No adjustments will be made to Mr. Rymer’s or Ms. McConnell’s compensation at this time. There is no arrangement or understanding between Mr. Rymer or Ms. McConnell and any other person pursuant to which either will be appointed; there are no family relationships, as defined in Item 401 of Regulation S-K, between either Mr. Rymer or Ms. McConnell and any of Chipotle’s executive officers or directors; and there are no transactions in which either Mr. Rymer or Ms. McConnell has an interest requiring disclosure under Item 404(a) of Regulation S-K.

 

Item 7.01

Regulation FD Disclosure.

On July 9, 2024, Chipotle issued a press release announcing the changes described above. A copy of the press release is attached as Exhibit 99.1 to this Current Report on Form 8-K.

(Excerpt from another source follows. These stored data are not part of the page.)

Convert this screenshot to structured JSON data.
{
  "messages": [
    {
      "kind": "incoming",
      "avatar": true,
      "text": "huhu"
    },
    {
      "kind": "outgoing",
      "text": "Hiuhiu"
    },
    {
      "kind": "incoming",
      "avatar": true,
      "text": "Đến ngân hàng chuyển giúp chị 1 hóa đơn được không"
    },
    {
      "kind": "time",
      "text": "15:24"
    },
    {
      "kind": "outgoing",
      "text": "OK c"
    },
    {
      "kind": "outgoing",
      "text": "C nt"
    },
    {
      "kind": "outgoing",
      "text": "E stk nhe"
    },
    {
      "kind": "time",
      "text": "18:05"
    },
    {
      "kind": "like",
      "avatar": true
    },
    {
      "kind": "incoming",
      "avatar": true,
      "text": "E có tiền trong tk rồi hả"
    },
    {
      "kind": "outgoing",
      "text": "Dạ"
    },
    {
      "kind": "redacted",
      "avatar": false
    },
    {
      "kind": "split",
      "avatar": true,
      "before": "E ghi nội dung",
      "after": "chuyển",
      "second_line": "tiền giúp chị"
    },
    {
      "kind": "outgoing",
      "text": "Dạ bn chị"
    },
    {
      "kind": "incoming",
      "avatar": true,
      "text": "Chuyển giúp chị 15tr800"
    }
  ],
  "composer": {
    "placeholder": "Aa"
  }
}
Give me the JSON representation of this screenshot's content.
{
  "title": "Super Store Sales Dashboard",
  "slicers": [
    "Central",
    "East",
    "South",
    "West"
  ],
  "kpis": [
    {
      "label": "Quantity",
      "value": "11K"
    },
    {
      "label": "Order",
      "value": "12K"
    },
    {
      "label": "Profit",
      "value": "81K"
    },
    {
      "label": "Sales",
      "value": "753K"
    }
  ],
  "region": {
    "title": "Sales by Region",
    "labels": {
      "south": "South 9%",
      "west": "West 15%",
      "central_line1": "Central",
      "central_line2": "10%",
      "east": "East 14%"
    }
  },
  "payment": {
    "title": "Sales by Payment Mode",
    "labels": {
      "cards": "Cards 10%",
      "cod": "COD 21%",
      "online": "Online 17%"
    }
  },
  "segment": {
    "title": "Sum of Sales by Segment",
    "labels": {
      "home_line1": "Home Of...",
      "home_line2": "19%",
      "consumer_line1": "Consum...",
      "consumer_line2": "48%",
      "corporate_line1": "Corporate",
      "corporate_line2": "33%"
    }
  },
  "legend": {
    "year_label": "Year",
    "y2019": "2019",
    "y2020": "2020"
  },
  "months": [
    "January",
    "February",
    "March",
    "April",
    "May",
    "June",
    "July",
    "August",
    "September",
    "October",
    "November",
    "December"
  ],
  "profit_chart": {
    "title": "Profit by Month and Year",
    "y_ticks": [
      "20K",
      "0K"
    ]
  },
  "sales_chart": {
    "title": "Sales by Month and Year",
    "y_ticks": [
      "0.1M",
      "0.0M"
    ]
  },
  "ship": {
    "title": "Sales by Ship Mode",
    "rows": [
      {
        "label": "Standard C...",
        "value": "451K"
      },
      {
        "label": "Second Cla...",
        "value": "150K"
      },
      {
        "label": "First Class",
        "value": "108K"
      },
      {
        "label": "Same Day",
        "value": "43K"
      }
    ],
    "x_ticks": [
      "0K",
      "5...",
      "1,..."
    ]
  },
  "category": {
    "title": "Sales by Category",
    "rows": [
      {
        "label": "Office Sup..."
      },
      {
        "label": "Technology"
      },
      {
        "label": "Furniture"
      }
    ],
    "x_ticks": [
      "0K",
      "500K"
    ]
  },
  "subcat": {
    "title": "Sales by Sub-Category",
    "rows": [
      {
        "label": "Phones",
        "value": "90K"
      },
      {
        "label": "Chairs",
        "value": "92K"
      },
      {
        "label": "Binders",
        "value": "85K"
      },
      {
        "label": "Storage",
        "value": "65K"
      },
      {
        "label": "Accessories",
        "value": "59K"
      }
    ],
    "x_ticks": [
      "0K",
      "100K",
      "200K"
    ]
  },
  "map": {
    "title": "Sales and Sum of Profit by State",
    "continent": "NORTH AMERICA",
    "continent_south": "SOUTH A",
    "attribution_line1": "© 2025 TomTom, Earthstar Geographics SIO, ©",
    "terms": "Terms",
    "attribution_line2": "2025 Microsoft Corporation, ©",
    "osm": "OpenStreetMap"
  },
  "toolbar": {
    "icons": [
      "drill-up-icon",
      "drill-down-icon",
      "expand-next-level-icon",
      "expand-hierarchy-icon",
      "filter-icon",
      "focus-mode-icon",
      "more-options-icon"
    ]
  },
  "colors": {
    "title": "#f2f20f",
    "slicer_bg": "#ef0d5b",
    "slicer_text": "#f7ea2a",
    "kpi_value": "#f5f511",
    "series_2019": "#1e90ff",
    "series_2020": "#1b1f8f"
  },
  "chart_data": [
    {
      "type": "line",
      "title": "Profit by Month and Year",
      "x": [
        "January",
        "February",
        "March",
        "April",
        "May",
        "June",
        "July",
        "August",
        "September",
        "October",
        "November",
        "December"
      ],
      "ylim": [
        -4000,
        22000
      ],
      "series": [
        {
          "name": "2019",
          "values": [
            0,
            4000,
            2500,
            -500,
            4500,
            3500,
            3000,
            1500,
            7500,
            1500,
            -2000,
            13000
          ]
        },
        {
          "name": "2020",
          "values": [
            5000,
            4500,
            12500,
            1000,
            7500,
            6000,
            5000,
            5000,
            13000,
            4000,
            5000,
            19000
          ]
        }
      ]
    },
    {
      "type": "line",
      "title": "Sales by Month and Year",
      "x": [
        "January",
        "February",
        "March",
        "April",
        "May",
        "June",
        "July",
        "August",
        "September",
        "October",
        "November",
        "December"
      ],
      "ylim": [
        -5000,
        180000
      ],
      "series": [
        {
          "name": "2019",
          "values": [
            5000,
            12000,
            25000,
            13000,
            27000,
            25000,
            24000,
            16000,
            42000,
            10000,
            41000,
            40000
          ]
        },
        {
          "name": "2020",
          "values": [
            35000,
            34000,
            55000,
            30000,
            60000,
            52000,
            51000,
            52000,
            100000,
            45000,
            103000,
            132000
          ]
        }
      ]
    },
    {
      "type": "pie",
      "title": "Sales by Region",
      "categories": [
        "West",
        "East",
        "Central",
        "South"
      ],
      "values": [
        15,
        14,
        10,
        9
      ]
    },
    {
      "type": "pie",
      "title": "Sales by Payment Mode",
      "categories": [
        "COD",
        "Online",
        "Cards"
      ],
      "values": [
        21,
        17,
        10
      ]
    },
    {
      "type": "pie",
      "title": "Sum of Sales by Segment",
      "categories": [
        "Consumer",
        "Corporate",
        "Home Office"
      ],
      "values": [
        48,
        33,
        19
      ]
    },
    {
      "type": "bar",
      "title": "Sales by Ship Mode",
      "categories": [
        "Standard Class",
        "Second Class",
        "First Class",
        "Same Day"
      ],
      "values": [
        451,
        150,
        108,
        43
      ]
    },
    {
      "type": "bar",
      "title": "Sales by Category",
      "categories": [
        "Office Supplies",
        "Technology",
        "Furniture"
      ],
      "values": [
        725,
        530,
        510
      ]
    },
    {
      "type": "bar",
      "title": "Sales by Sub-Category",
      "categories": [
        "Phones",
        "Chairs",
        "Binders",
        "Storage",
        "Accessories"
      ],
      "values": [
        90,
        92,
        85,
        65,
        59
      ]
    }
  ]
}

The information in this Item 7.01, including Exhibit 99.1, is being furnished and shall not be deemed “filed” for purposes of Section 18 of the Securities Exchange Act of 1934, as amended (the “Exchange Act”), or incorporated by reference in any filing under the Securities Act of 1933, as amended, or the Exchange Act, except as shall be expressly set forth by specific reference in such a filing.

 

Item 9.01.

Financial Statements and Exhibits.

(d) Exhibits

 

Exhibit
Number

  

Exhibit Title or Description

99.1    Press release issued by Chipotle Mexican Grill, Inc. on July 9, 2024
104    Cover Page Interactive Data File (the cover page XBRL tags are embedded within the inline XBRL document)


SIGNATURES

Pursuant to the requirements of the Securities Exchange Act of 1934, the registrant has duly caused this report to be signed on its behalf by the undersigned hereunto duly authorized.

 

July 9, 2024   Chipotle Mexican Grill, Inc.